Waiting for the Call to Serve

YERUSHALAYIM (Hamodia Staff) —

Rafi Bitterli, from Maalei Adumim, a religious soldier in the reserves who hasn’t been called up yet but could be at any time, spoke with Hamodia of “mixed feelings.”

“On the one hand, I might be called too, and it’s a mitzvah to help defend the nation, and so I want to go and do my part. I’ve talked with some of my friends in the army and morale is high.Everyone wants to help to stop Hamas, if that’s what we’re called upon to do.

“But I also have a family, a wife, and I’m confronted with what might happen,” he said.

“My wife, of course, doesn’t want me to be called up, but she knows that if that happens I’ll have to go. If you do go, she told me, ‘Just think about your job in the army. Don’t think about me. Because if you’re thinking about me, then for sure you’ll get hurt.’”

Bitterli also commented on Golani Mountain Brigade Commander Col. Raslan Alian, who was seriously wounded during the fighting in Gaza on Motzoei Shabbos and was evacuated to a hospital.

“I have a lot of soldiers over there and I need to get back to them,” Alian told doctors at Beersheva’s Soroka Medical Center.

Bitterli knows him personally and says he’s a wonderful leader, “really passionate about defending the country.”

Meanwhile, thousands are taking part in a chareidi initiative in which people are matched to Israeli soldiers in the line of fire. Participants pray for “their” soldier and commit to improving their mitzvah observance in the soldier’s merit.

Devorah, a volunteer with the project, told Arutz Sheva that the public has shown great enthusiasm for the project. “The telephone doesn’t stop ringing. People simply feel the need to make a contribution, even a small one, to Israel’s security.”

“We get phone calls from all kinds of people,” she added. “Alongside worried mothers who call and ask us to pray for their sons, there are so many calls to get names of people to pray for. The unity among various sectors of society is heartwarming.”

Yerachmiel P., a retired lawyer who lives in Zichron Yaakov, told Hamodia that anyone who thinks that the problem is Hamas is mistaken. “The enemy is not in Gaza,” he said. “Hamas is merely Hashem’s instrument to chastise the Jewish people and arouse us to do teshuvah. If we want to end the rockets and the terrorism, we have to change.”

Meir F., an American from Detroit in Yerushalayim, expressed his horror and disgust at Hamas and the other terrorists in Gaza who treat human beings “as assets,” using them for their cause.

“Primarily, it is their own people who they use as human shields by concealing their rocket launchers and the rest in residential areas. It’s like they’re spending them, like assets. Because the more of them that get killed, the more publicity and international sympathy for the Palestinians and calls for the Israelis to stop,” he told Hamodia on Sunday.

When asked his reaction to the deaths of 13 Israeli soldiers in one day, he said that he believed it a mistake for the Israeli government to send the IDF into Gaza on the ground.

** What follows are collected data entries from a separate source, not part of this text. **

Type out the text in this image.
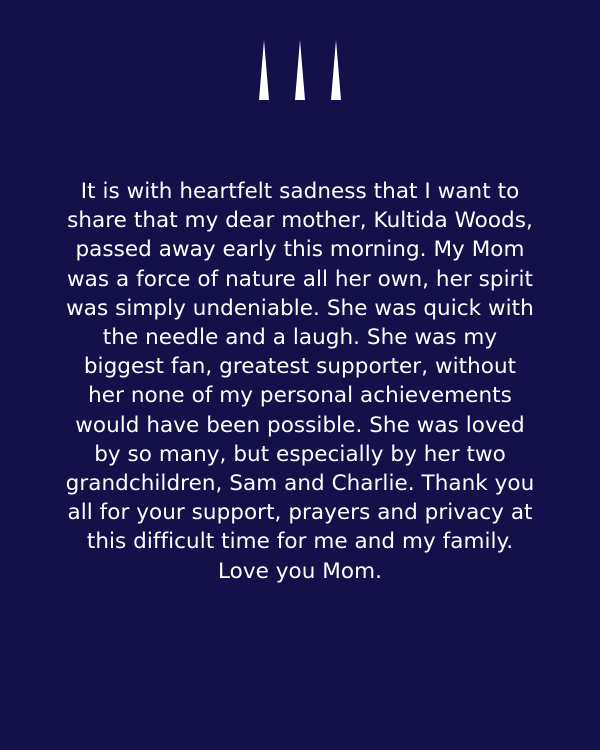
It is with heartfelt sadness that I want to
share that my dear mother, Kultida Woods,
passed away early this morning. My Mom
was a force of nature all her own, her spirit
was simply undeniable. She was quick with
the needle and a laugh. She was my
biggest fan, greatest supporter, without
her none of my personal achievements
would have been possible. She was loved
by so many, but especially by her two
grandchildren, Sam and Charlie. Thank you
all for your support, prayers and privacy at
this difficult time for me and my family.
Love you Mom.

“They should have continued bombing them from the air. Why put Jewish boys in harm’s way like this? Only because they fear what the world will say if Palestinian casualties rise ‘too high’ from the bombing of Gaza.”

A mother of a soldier currently in Gaza spoke at a public forum of her concern for her son in danger every moment during the fighting, and how she prays for his safe return, along with all his comrades.

“But,” she said, “I want to add one thing. There are some people who are out in the street demonstrating for or against the campaign in Gaza. Everyone is entitled to his private opinion. But this is not the time to argue and fight among ourselves. We all know why the Beis Hamikdash was destroyed. Now is the time for unity.”

Another person who spoke with Hamodia and asked to be identified only as a “student of Mussar,” recalled a story about Harav Eliyahu Eliezer Dessler, zt”l: “Once during a visit in New York with Harav Naftali Friedler, they could hear the train pulling into the station as they were just entering through the turnstiles.

Harav Friedler started to run to catch the train, but Harav Dessler held him back by the arm. “If it’s not this train, it will be the next one,” he said. “Never do anything in this world with behillus (in a haste).”

A number of people, particularly elderly ones, have been seriously hurt while running in panic to bomb shelters or protected rooms. Although you should not waste time in taking cover when the sirens go off, that doesn’t mean losing your head and running wildly, he said.

He added that it’s impossible to know exactly in which direction the danger might be. The 16-year-old boy in Ashkelon who was seriously injured last week was hit by shrapnel from a rocket that landed ahead of him on the path to a bomb shelter.